City of Logan Mayor Luke Smith said support from the school community and the Queensland Government had been critical to the success of this cycle and pedestrian infrastructure.
“It significantly cuts travel time between the Woodridge train station and the Logan City Council Administration area and surrounding attractions, so it will be very popular with the local community,” City of Logan Mayor Luke Smith said.
“Just as importantly, it provides a new community space that will be the first of many works designed to transform the Logan Central and Woodridge precincts.
“It's a significant first step in enabling Logan Central to deliver on its potential as one of the city’s Principal Activity Centres.”
City Centres Special Committee Chairperson Councillor Jon Raven said the pathway was designed to be functional and eye-catching.
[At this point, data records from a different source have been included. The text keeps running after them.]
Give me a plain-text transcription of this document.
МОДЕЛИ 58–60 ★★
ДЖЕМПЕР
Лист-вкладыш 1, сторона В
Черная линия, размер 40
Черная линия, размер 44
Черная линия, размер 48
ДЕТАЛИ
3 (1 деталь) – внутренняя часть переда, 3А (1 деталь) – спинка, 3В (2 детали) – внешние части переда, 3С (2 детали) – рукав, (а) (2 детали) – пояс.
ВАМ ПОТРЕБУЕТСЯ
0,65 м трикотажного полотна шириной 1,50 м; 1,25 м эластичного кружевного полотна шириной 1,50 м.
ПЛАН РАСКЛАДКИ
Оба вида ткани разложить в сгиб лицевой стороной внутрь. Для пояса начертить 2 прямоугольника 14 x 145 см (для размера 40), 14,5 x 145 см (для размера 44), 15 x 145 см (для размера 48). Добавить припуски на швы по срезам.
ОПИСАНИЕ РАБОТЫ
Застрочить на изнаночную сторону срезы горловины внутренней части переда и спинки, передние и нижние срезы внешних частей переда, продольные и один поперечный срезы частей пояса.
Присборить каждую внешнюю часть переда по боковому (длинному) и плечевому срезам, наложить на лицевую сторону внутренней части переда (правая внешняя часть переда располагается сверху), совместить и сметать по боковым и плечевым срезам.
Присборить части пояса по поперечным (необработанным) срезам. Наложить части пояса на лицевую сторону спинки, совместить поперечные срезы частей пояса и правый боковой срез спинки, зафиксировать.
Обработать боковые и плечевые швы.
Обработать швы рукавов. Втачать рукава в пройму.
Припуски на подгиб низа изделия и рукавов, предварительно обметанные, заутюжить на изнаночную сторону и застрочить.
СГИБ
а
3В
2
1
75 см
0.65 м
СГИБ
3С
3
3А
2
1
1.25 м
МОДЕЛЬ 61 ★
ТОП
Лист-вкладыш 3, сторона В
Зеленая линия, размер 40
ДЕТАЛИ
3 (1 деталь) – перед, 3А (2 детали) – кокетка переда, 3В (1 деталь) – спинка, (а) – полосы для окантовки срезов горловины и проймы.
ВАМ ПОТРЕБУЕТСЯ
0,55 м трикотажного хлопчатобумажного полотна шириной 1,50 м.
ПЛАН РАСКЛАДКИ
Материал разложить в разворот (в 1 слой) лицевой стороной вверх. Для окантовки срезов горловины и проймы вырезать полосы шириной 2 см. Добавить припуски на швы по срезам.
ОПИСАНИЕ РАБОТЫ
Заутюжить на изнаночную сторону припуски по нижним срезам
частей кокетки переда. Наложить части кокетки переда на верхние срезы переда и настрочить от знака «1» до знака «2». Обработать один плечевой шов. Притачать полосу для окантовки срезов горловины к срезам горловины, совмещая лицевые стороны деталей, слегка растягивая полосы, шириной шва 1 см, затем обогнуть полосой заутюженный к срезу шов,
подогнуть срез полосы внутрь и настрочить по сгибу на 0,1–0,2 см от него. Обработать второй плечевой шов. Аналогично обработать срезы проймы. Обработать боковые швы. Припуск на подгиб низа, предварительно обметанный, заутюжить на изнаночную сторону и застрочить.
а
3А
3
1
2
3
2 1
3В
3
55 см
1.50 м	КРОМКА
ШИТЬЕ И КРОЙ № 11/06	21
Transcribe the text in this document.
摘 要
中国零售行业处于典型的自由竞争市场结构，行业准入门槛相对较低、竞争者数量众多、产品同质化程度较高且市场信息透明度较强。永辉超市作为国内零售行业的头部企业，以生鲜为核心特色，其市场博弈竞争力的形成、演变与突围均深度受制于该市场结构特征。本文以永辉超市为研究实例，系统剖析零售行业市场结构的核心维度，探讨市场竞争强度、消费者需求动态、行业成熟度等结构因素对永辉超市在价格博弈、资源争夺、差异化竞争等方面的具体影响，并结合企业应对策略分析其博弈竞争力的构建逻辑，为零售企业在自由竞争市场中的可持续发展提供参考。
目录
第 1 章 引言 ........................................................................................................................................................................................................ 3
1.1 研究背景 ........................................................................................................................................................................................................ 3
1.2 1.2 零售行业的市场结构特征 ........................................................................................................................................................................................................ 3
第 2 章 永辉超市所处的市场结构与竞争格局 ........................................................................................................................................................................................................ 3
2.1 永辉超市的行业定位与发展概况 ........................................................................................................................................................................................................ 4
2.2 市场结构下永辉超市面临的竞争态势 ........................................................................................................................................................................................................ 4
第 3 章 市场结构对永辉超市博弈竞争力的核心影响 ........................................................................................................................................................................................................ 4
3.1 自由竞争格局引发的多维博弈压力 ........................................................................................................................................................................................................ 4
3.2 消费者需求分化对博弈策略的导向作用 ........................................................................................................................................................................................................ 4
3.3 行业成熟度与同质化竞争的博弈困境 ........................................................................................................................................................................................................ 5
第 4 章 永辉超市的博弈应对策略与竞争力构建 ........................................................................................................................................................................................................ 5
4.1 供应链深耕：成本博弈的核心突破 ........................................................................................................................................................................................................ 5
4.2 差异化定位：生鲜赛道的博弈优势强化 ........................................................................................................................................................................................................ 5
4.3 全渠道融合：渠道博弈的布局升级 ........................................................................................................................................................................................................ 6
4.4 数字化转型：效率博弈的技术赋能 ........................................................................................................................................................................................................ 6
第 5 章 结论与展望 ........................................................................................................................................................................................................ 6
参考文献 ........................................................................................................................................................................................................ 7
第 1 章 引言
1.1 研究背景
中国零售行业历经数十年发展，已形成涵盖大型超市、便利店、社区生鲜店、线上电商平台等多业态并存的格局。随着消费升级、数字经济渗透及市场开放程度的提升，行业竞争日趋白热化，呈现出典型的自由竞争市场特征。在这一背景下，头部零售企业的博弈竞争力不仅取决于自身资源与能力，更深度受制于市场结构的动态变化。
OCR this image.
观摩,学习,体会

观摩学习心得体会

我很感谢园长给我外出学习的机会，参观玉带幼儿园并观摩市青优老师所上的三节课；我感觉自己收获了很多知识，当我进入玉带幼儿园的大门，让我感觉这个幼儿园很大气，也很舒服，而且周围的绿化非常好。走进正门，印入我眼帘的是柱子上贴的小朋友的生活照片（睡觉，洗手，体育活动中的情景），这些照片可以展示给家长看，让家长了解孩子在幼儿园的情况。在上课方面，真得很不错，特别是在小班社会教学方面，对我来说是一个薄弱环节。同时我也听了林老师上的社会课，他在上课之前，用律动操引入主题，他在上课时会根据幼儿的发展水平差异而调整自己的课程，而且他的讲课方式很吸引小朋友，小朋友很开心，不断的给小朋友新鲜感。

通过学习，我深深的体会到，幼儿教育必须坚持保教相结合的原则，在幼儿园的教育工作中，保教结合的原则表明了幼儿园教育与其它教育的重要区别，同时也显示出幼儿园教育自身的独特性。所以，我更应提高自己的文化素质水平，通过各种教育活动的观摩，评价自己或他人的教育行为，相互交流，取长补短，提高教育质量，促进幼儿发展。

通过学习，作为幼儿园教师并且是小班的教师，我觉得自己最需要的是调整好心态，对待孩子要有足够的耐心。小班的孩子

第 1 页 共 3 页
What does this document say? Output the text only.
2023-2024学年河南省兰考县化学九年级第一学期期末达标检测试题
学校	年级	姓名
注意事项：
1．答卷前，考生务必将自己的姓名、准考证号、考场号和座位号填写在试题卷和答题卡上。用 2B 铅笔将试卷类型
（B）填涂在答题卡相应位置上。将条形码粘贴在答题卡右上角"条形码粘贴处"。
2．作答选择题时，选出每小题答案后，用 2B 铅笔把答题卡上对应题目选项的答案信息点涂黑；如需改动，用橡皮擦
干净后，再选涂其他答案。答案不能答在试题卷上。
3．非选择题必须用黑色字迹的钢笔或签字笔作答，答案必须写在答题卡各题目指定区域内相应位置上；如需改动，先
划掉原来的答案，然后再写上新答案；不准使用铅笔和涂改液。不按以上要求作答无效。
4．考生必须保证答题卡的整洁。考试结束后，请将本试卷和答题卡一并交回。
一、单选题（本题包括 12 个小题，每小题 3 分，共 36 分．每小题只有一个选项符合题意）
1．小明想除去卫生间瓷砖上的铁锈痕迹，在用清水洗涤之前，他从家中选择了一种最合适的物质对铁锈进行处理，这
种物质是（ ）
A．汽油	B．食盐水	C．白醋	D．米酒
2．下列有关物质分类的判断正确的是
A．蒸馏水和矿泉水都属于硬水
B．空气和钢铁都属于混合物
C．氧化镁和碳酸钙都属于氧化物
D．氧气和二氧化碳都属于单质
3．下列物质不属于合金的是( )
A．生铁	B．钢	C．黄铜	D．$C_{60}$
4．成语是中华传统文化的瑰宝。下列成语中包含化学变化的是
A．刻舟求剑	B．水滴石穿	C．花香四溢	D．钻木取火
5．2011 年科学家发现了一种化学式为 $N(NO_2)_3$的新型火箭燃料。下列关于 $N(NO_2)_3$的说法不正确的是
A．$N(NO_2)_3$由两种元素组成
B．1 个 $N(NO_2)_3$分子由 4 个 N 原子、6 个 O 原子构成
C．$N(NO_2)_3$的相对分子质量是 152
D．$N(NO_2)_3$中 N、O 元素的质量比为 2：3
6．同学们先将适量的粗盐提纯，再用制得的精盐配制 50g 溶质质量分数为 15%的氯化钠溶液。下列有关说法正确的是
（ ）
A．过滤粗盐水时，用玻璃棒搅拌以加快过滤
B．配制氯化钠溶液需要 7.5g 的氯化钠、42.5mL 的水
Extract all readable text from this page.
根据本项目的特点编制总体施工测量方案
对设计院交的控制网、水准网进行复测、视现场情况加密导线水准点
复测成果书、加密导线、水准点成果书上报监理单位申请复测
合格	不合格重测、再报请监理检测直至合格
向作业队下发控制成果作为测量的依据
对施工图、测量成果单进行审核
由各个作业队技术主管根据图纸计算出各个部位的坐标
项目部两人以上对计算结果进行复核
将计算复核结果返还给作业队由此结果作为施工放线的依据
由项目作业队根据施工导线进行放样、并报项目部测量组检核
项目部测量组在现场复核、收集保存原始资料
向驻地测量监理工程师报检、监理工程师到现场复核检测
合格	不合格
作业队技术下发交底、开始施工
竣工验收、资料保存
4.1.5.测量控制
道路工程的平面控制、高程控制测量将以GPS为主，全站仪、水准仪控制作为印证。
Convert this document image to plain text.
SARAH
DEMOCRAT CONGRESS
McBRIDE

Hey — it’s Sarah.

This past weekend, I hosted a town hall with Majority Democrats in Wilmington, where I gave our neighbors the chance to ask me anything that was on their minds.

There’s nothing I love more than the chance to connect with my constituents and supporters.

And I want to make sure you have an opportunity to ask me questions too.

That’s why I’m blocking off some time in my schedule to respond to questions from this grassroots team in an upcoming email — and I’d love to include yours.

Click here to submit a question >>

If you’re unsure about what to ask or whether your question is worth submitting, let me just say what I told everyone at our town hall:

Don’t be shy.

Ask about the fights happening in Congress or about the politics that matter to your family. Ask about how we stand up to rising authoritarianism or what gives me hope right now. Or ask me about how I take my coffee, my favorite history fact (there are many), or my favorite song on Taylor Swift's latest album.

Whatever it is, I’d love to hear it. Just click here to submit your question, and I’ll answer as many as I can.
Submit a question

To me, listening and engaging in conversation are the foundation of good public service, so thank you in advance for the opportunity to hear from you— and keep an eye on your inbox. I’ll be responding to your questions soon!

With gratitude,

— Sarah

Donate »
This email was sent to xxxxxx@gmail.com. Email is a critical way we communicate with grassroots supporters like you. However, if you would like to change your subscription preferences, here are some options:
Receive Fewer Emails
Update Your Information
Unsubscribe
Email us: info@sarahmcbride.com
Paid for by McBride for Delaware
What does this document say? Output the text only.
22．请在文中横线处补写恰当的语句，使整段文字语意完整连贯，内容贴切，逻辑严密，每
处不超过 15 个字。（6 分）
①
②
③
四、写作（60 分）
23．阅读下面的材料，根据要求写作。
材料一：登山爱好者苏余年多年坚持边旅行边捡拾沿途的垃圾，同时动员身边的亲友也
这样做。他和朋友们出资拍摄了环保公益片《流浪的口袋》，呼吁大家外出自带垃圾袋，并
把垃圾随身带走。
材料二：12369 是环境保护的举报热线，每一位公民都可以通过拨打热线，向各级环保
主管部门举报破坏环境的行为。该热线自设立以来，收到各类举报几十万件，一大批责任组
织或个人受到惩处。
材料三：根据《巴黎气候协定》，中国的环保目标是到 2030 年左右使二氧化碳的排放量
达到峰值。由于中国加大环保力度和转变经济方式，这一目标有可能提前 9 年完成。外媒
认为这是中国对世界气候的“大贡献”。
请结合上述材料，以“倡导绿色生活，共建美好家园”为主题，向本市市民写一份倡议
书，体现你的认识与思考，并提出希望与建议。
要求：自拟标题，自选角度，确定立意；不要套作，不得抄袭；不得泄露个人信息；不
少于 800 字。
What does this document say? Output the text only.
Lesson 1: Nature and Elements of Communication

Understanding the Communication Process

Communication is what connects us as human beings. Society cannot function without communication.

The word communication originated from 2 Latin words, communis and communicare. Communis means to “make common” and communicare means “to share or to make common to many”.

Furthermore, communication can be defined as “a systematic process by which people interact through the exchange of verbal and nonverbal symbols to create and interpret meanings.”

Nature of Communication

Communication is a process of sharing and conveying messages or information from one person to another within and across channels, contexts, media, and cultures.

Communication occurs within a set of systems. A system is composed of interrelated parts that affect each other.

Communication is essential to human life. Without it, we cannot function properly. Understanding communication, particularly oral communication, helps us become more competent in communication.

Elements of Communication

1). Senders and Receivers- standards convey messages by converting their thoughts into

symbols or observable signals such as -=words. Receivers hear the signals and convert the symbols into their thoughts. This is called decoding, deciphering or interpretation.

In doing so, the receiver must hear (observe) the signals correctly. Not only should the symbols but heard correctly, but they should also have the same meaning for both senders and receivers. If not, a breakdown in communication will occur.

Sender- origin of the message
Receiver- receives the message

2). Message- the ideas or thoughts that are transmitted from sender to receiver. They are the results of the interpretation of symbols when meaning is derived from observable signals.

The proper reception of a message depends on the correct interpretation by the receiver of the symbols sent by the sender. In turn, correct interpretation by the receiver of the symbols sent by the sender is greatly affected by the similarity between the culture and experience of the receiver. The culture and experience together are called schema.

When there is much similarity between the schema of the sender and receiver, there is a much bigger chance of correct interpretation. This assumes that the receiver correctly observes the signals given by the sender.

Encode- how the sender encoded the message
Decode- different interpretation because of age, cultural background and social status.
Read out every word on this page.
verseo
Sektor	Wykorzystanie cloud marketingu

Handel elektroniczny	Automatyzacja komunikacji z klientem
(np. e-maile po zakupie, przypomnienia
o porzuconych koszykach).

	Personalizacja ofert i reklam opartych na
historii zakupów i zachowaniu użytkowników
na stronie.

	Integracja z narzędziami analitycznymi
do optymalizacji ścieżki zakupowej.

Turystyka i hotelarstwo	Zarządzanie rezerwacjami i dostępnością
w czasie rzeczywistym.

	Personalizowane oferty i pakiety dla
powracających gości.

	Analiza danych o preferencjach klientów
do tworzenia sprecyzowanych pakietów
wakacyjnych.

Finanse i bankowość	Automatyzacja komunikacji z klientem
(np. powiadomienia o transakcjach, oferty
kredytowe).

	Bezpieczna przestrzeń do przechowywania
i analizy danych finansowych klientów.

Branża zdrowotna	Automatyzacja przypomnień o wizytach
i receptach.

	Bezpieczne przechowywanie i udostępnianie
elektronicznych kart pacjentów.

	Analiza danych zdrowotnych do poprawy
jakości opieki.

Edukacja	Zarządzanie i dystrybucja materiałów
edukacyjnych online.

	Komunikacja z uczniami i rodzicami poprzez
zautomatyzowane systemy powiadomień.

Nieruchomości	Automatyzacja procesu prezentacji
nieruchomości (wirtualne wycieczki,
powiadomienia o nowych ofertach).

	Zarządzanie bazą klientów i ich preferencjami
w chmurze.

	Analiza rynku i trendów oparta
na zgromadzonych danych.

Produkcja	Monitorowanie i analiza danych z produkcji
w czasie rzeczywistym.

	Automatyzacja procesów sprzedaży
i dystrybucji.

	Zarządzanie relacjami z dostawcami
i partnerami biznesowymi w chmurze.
"It has landscaping, seating, lighting, CCTV cameras, and a signalised pedestrian crossing on Wembley Road," Cr Raven said.
“This will make the journey safer for school children and will hopefully encourage more people to ditch their cars and walk."
Division 2 Councillor Russell Lutton said the Logan Central Master Plan will see more projects transform the face of central Logan.
“The shared pathway and the recent addition of street art to Station Road in Woodridge have really made a difference to the look and feel of central Logan,” he said.
"Because the pathway runs between Woodridge State School and Logan City Special School, from Charles Avenue to Wembley Road, it encourages children to walk or cycle to school."
Three shade structures provide a place to sit and rest along the pathway.
Arbours located at both ends of the shared pathway provide entrance statements and include designs from local artists, and a painted flag of international colours links the arbours and shade structures and completes the public art component.
The Department of Transport and Main Roads contributed $760,609 through the Cycle Network Local Government Grants Program while the Department of Infrastructure, Local Government and Planning contributed $338,847 through the Local Government Grants and Subsidies Program.